Cela faisait quelques minutes qu'Unster était planté devant la porte de Newtiteuf, hésitant à sonner et stressant comme un fou.
Il avait mit près d'une heure à choisir ses vêtements, ce qui ne lui ressemblait pas, et pourtant il était en avance, ce qui lui ressemblait encore moins. Mais il ne tenait pas en place. Une adrénaline folle s'était mise à couler dans ses veines, rendant ses pensées floues. Il ne savait plus ce qu'il voulait.
Enfin, si. Il savait exactement ce qu'il voulait. Et ça lui faisait peur. Ça le terrifiait.

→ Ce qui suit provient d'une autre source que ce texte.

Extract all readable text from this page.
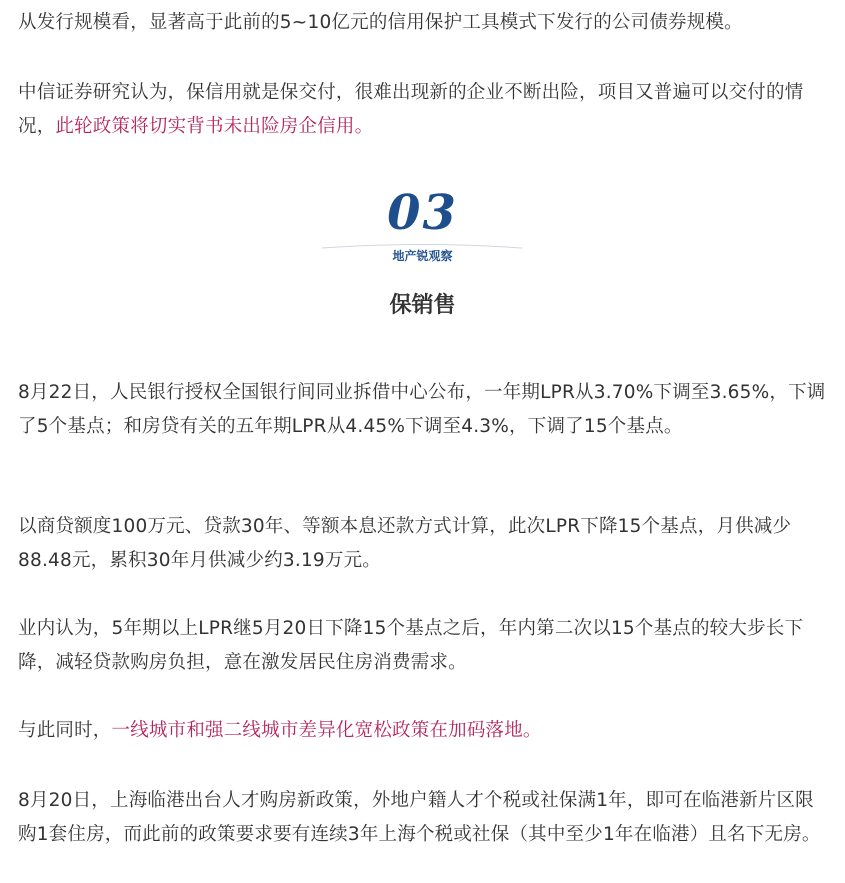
从发行规模看，显著高于此前的5~10亿元的信用保护工具模式下发行的公司债券规模。

中信证券研究认为，保信用就是保交付，很难出现新的企业不断出险，项目又普遍可以交付的情况，此轮政策将切实背书未出险房企信用。

03
地产锐观察
保销售

8月22日，人民银行授权全国银行间同业拆借中心公布，一年期LPR从3.70%下调至3.65%，下调了5个基点；和房贷有关的五年期LPR从4.45%下调至4.3%，下调了15个基点。

以商贷额度100万元、贷款30年、等额本息还款方式计算，此次LPR下降15个基点，月供减少88.48元，累积30年月供减少约3.19万元。

业内认为，5年期以上LPR继5月20日下降15个基点之后，年内第二次以15个基点的较大步长下降，减轻贷款购房负担，意在激发居民住房消费需求。

与此同时，一线城市和强二线城市差异化宽松政策在加码落地。

8月20日，上海临港出台人才购房新政策，外地户籍人才个税或社保满1年，即可在临港新片区限购1套住房，而此前的政策要求要有连续3年上海个税或社保（其中至少1年在临港）且名下无房。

Il n'avait jamais désiré un homme. Jamais il ne s'était posé la question de savoir si caresser un organe sexuel masculin avec ses mains, ou sa bouche – Il grimaça en pensant à ça- lui plairait. Il avait toujours vécu sans que cette interrogation ne le concerne, car après tout il aimait les femmes. Il n'aurait jamais cru remettre un jour en cause son hétérosexualité.
Il n'était d'ailleurs même pas sûr d'être réellement bi.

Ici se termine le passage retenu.